To celebrate six months since we kicked off our coverage of Asian grains markets, here are a handful of trends that have emerged in this space.
Forex matters more than futures
The Chicago Soft Red Winter wheat futures play a significant role in dictating sentiment in the Australian wheat export market, and initially showed a reasonable correlation of 75-80% with Platts’s Australian Premium White (APW) wheat assessment, from late last year until February 2016.
During this period, APW was on average $40/mt above the prevailing CBOT futures contract, or a cash premium of $104-114 cents/bushel, a range which became very familiar to us through our daily interactions with market players.
A number of Asian flour millers currently prefer to think of regional wheat prices in terms of cash premiums over Chicago futures rather than flat prices, due to the historical prevalence of Chicago as a global wheat benchmark, and because many have built their hedging strategies around these futures, in spite of the imperfect correlation to their regional purchasing prices.
Subsequently, a significant forex fluctuation from Jan-April (with the AUD strengthening by more than 9% against the USD), the futures’ correlation to Australian export prices fell to 60%.
The cash premium of APW over CBOT rose by about 18% from February, in response to the forex movement, with premiums mostly above 120 cents/bushel at the time, and nearly hitting 130 cents/bushel in April, as Australian exporters lifted their USD-denominated offers for Australian wheat to offset the USD weakness.
This pushed up APW wheat pricing, despite a falling international wheat pricing trend in March-April.
Meanwhile, flat prices were said to be more attractive than the basis formula during this period, with changes of about 4.8% seen, or at about only a quarter of premium changes.
Indian buyers anticipate import tax cut
In April, the reverse happened… In spite of a weakening Australian dollar and lackluster interests from key Indonesian buyers, APW wheat prices remained firm, attributed partly to a series of rallies in CBOT futures during second half of April.

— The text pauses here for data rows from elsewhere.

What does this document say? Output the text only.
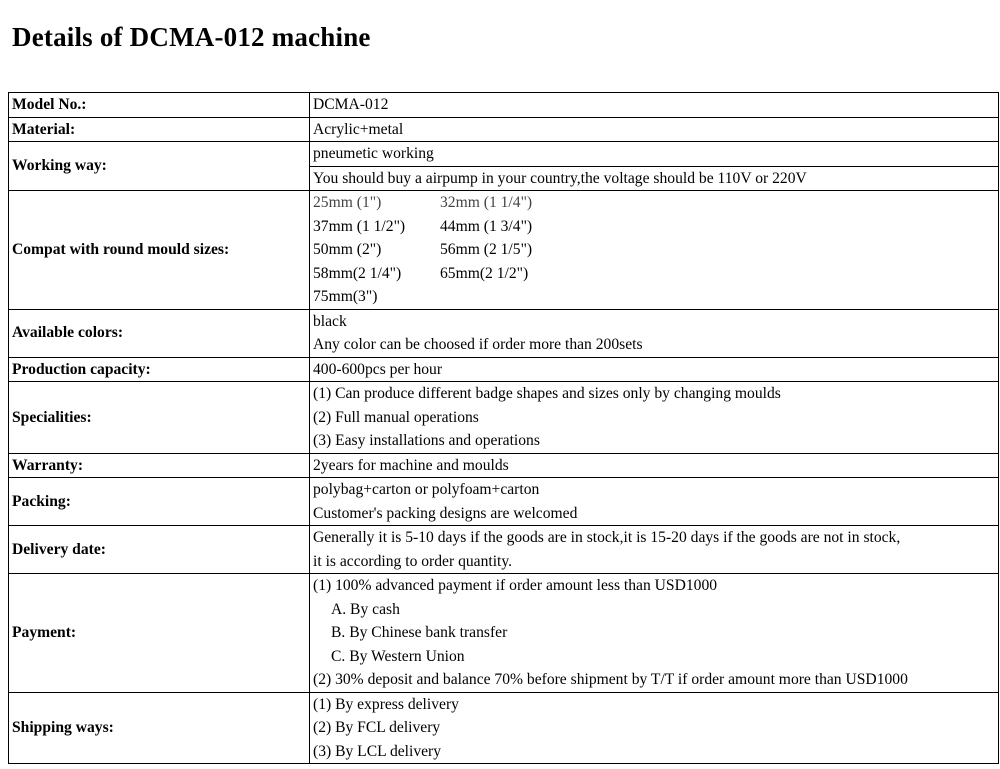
Details of DCMA-012 machine
Model No.:	DCMA-012

Material:	Acrylic+metal

Working way:	pneumetic working

	You should buy a airpump in your country,the voltage should be 110V or 220V

Compat with round mould sizes:	25mm (1") 32mm (1 1/4")
37mm (1 1/2") 44mm (1 3/4")
50mm (2") 56mm (2 1/5")
58mm(2 1/4") 65mm(2 1/2")
75mm(3")

Available colors:	black
Any color can be choosed if order more than 200sets

Production capacity:	400-600pcs per hour

Specialities:	(1) Can produce different badge shapes and sizes only by changing moulds
(2) Full manual operations
(3) Easy installations and operations

Warranty:	2years for machine and moulds

Packing:	polybag+carton or polyfoam+carton
Customer's packing designs are welcomed

Delivery date:	Generally it is 5-10 days if the goods are in stock,it is 15-20 days if the goods are not in stock,
it is according to order quantity.

Payment:	(1) 100% advanced payment if order amount less than USD1000
A. By cash
B. By Chinese bank transfer
C. By Western Union
(2) 30% deposit and balance 70% before shipment by T/T if order amount more than USD1000

Shipping ways:	(1) By express delivery
(2) By FCL delivery
(3) By LCL delivery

Indonesian millers were said to be extra cautious in late Q1 2016, as the depreciated rupiah shrank their purchasing power for raw materials.
Meanwhile, some traders pinned the firm APW pricing to Indian demand, which at the time was anticipated to amount to 1-3 million mt in 2016, to fill up a local deficit in the world’s second largest wheat producer following three consecutive years of drought affecting crops.
Indian millers from Tamil Nadu, in the southern India region typically imports wheat from the major wheat producing states in northern India or from overseas, amid inadequate wheat production in the region.
A growing concern over inadequate supply of higher quality wheat lead importers to source for APW wheat, despite an import tax of 25%, which was expected to end in late March, but was eventually extended until end-June.
Australian wheat imports pricing, including the cost of a 25% import tax were said to be marginally higher than domestic wheat by about Indian Rupee 550-600 /mt ($8.30-9.10/mt), but would be a lot more attractive if the import tax is removed by end June, prompting a substantial amount of trade to occur in anticipation of a tax removal.
“If Indian production is really below government estimation of 92-93 million mt whilst state procurement target of 30 million mt for buffer is unmet, local pricing could be buoyed further” commented one international trader.
Australian wheat exporters lost $6-7/mt
Export elevation margins on Australian wheat have been on average -$7/mt during the 2015-2016 harvest, a worrying trend for those international trading firms locked in to five-year take-or-pay agreements.
Highlighting an extremely tough environment for international traders, Australian wheat export deals since the start on November 2015 have been on average $7.02/mt below the replacement value for comparable wheat on the day at the same port.
This unusual phenomenon is a result of an oversupply of shipping slots relative to exported volumes, and the fact that traders would often rather discount their wheat than forfeit the value of an unused shipping slot.
In spite of a couple of trading firms giving up on the Australian wheat market in recent months, this negative export elevation margin is currently closely aligned with the cost of these shipping slots (about $5-9/mt), which shows there is still intense competition to utilize this pre-sold export capacity.